Just ran into my ex in the WOMENS bathroom. He said I did this to him. Swore he never wore my clothes but said he liked my skirt. I need vodka.
I haven't been "cry when you eat ben and jerrys" high in a while.
I found the other part of your tooth if you want to put it under your pillow
We have a tower of vodka coming. OF VODKA
I just walked past a woman in the bar stroking a mans crotch, yelling 'I made this. I made this happen.'
I am lonely and I want to touch your beard
Did you send me a snapchat of your sister triple kissing two other girls?!!! You might be the greatest friend the world ever made
Just got a ride from a stranger while walking a mile home as it hailed with no coat. He asked me if I smoked, then said he just made some potent cookies and I could have one.
The cookie was what I originally wanted to tell you. Always say yes to drugs from strangers
Dude. That Grinch had his priorities right when he was worried that there might be a cash bar at that town celebration.

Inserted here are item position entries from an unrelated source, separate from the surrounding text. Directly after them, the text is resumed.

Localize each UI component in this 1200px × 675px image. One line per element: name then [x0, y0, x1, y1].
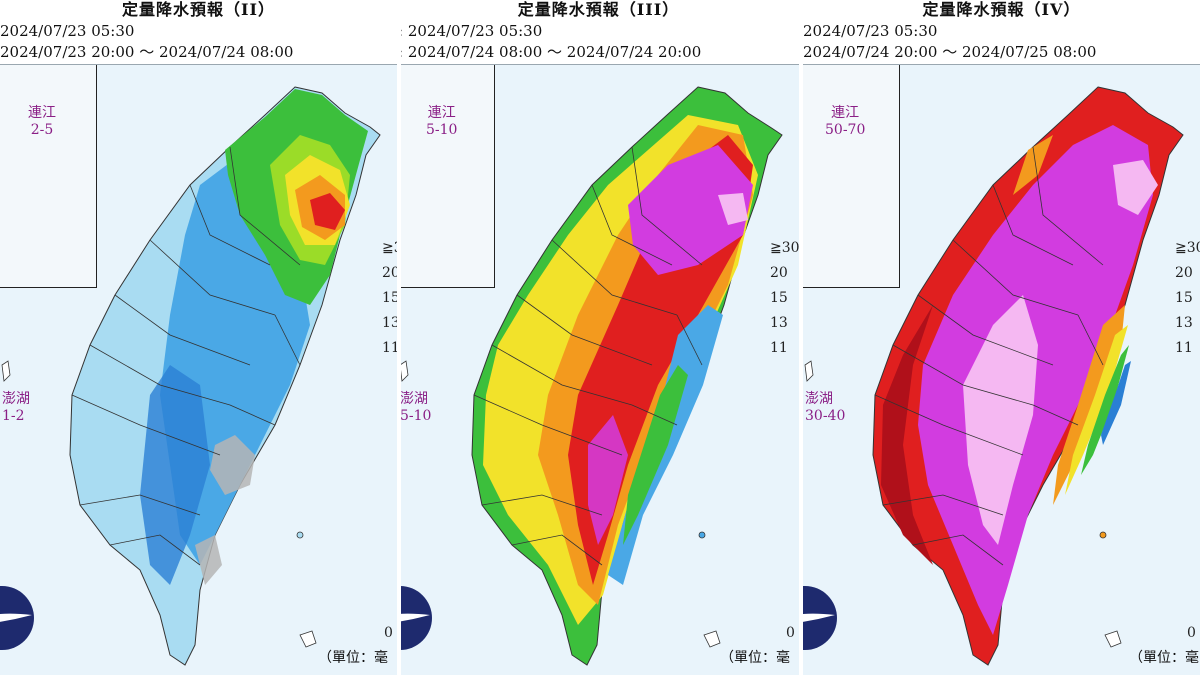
- cwa-logo: [0, 586, 34, 650]
- valid-range: 2024/07/24 20:00 ～ 2024/07/25 08:00: [803, 43, 1097, 61]
- panel-title: 定量降水預報（II）: [122, 0, 275, 19]
- matsu-label: 連江 5-10: [426, 105, 457, 139]
- legend-tick: 20: [1175, 265, 1193, 281]
- penghu-name: 澎湖: [2, 391, 30, 407]
- penghu-range: 30-40: [805, 408, 846, 424]
- rain-zone-pink: [963, 295, 1038, 545]
- penghu-label: 澎湖 30-40: [805, 391, 845, 425]
- penghu-islands: [804, 360, 814, 382]
- forecast-panel-2: 定量降水預報（II） 2024/07/23 05:30 2024/07/23 2…: [0, 0, 397, 675]
- matsu-inset: [803, 65, 900, 288]
- issue-time: 2024/07/23 05:30: [803, 22, 938, 40]
- cwa-logo: [803, 586, 837, 650]
- rain-zone-orange-north: [1013, 135, 1053, 195]
- rain-zone-pink-2: [1113, 160, 1158, 215]
- green-island: [296, 531, 304, 539]
- legend-bottom-tick: 0: [1187, 625, 1196, 641]
- matsu-name: 連江: [427, 105, 456, 121]
- panel-title: 定量降水預報（III）: [517, 0, 680, 19]
- legend-bottom-tick: 0: [786, 625, 795, 641]
- penghu-range: 5-10: [400, 408, 432, 424]
- legend-tick: 11: [1175, 340, 1193, 356]
- legend-tick: ≧30: [382, 240, 397, 256]
- panel-divider: [799, 0, 803, 675]
- taiwan-rain-map: [399, 86, 783, 666]
- legend-tick: 11: [382, 340, 397, 356]
- matsu-label: 連江 2-5: [28, 105, 56, 139]
- county-boundaries: [874, 146, 1104, 566]
- matsu-label: 連江 50-70: [825, 105, 865, 139]
- rain-zone-gray: [210, 435, 255, 495]
- legend-tick: 15: [1175, 290, 1193, 306]
- penghu-islands: [1, 360, 11, 382]
- green-island: [698, 531, 706, 539]
- legend-tick: 20: [382, 265, 397, 281]
- county-boundaries: [71, 146, 301, 566]
- penghu-islands: [399, 360, 409, 382]
- county-boundaries: [473, 146, 703, 566]
- map-area: 連江 50-70 澎湖 30-40 ≧30 20 15 13 11 0: [803, 64, 1200, 675]
- legend-tick: ≧30: [770, 240, 799, 256]
- forecast-panel-3: 定量降水預報（III） : 2024/07/23 05:30 : 2024/07…: [398, 0, 799, 675]
- issue-time: 2024/07/23 05:30: [0, 22, 135, 40]
- matsu-inset: [398, 65, 495, 288]
- taiwan-rain-map: [804, 86, 1184, 666]
- unit-label: （單位：毫: [318, 650, 388, 666]
- penghu-name: 澎湖: [805, 391, 833, 407]
- penghu-label: 澎湖 1-2: [2, 391, 30, 425]
- issue-time: : 2024/07/23 05:30: [398, 22, 543, 40]
- rain-zone-red: [310, 193, 345, 230]
- legend-tick: ≧30: [1175, 240, 1200, 256]
- rain-zone-gray-2: [195, 535, 222, 585]
- unit-label: （單位：毫: [1129, 650, 1199, 666]
- matsu-name: 連江: [28, 105, 56, 121]
- penghu-name: 澎湖: [400, 391, 428, 407]
- map-area: 連江 5-10 澎湖 5-10 ≧30 20 15 13 11 0: [398, 64, 799, 675]
- legend-tick: 15: [770, 290, 788, 306]
- map-area: 連江 2-5 澎湖 1-2 ≧30 20 15 13 11 0: [0, 64, 397, 675]
- penghu-range: 1-2: [2, 408, 25, 424]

Enroute to my place eta 6 mikes...estimated time until intoxicated? 45 mikes. Commence the timer.
I may or may not have hooked up with the cop who arrested me.. Or I can cross hooking up with a stripper in a cop outfit off my bucket list.
He fucked me in one of the back rooms at the club then gave me an altoid. I have mixed feelings about it still.
Girl i am always here for you. But i am going to have sex now so im going to call you in the morning.
You would be successful and sober without me. you can't turn your bakon me now
When I told her I was deaf and took my hearing aids out at night to sleep, she said it must be nice not having to hear drunken roommates having awkward sex late at night.